I know that I have not updated this page in a long time, and that the whole title of The Daily Rant is a sham, but not much has happened since the Vancouver bumpercars incident.
So what I am going to share with you are some of the least popular ideas that I brought forth in my previous life at UCFV. These things are seemingly benign, but you would not believe the adamant beliefs that certain persons (UCFV personalities) hold on these subjects. An open mind is always a good thing, and a closed mouth gathers no feet.
I have previously been vilified and mocked for my beliefs about the phenomenon known as breakfast. Lets pretend for the moment that you have slept in. It is around 1:00 in the afternoon. You get up, go downstairs (or for me now, I go about two feet) and get something to eat. What is this meal called? Breakfast?
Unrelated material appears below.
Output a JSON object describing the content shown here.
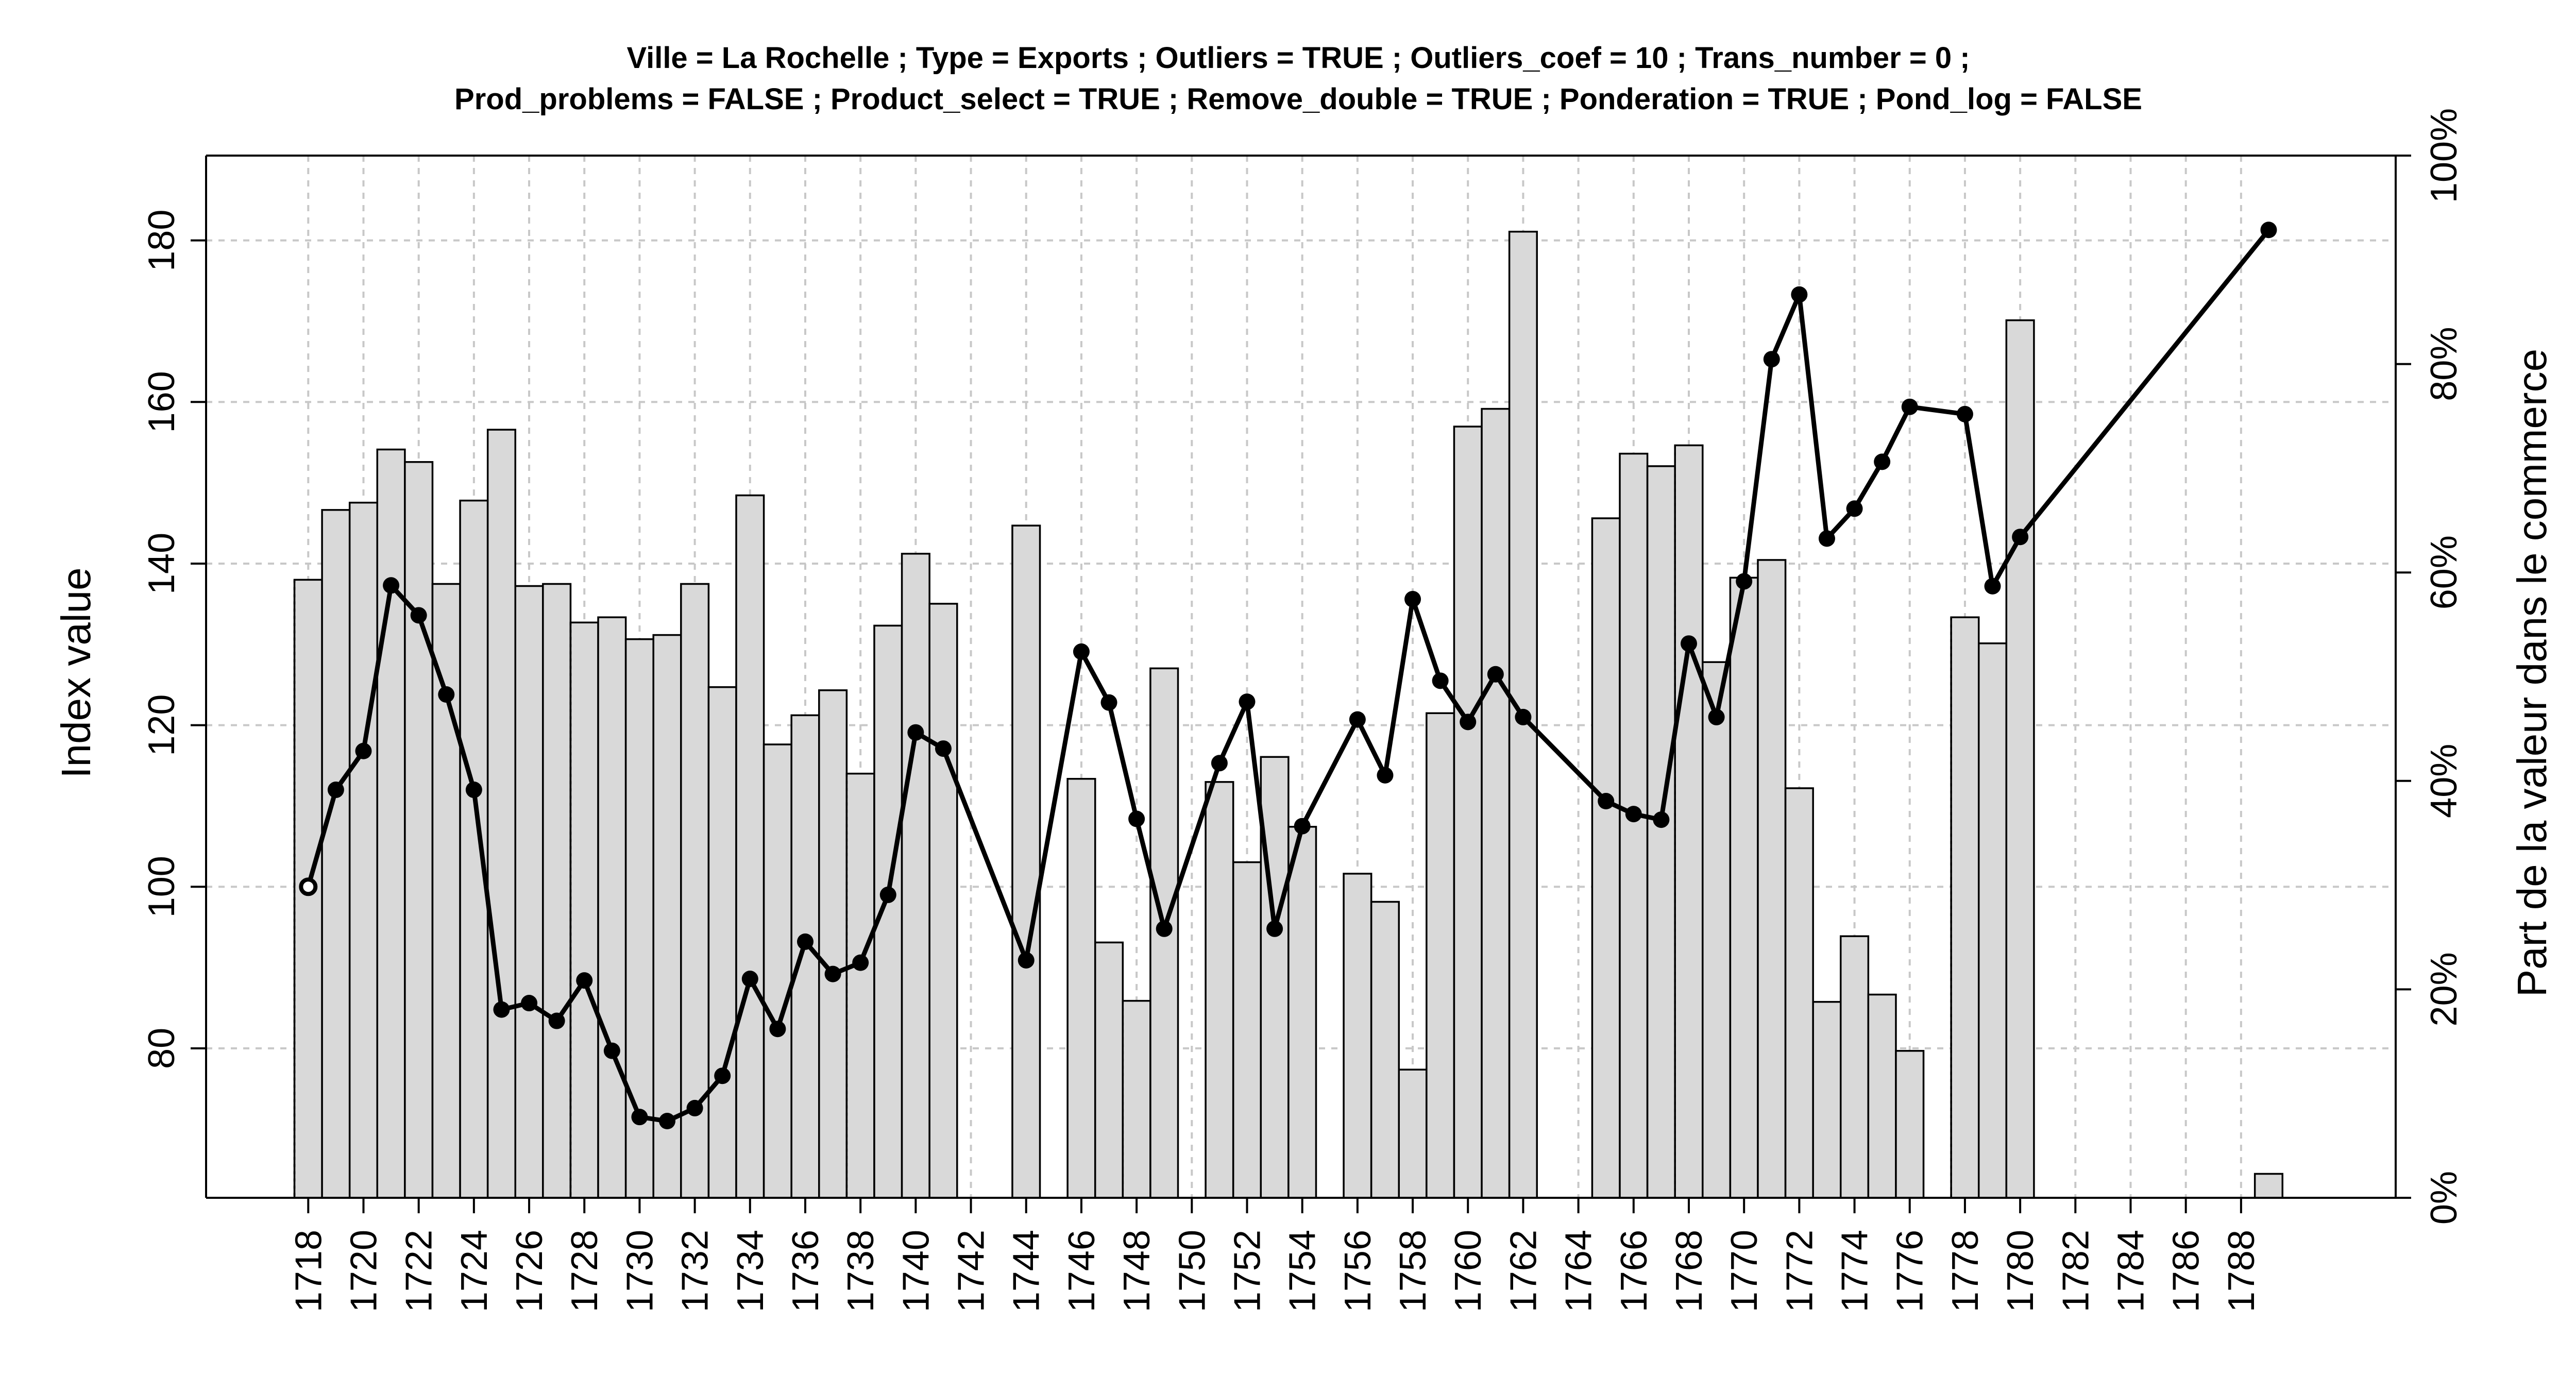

Lunch? A snack?
I hold the vastly unpopular view that this in fact NOT breakfast. LOOK, you have missed the time when normal people eat breakfast. You are now eating lunch, and your next big meal (not snacks…. a meal) will be called dinner. On the occasion of THIS morning you did not have breakfast. Simply calling the first meal of the day : BREAKFAST is pandering to those who call it the “most important meal of the day”. You are all simply giving in to an age old information campaign. SHAME!!
Another unpopular idea that I unveiled one day was that corn will taste the same whether it is eaten on or off of the cob from which it came. I did not think that this was a wild and crazy idea, but it became immediately obvious that I was a revolutionary. A true trendsetter before my time. Even though I still posess ALL of my own teeth, I actually cut the corn off of the cob before I eat it. This has given rise to considerable quantity of mocking of unparalled dimentions, from my parents and my peers. Apparently, I am missing out on the whole EXPERIENCE of eating corn. I maintain that the corn one eats on the cob is much the same as the corn one eats off of it. So sue me.
I have probably gotten you all riled up about these positions on such delicate subject matter. I have had intense discussions about this, and have had very few people agree with my positions. I have even been persecuted for my beliefs by those who, at the time, had significant enough influence upon me to do so.
Now is probably not a good time to point out that I generally eat pizza with a fork.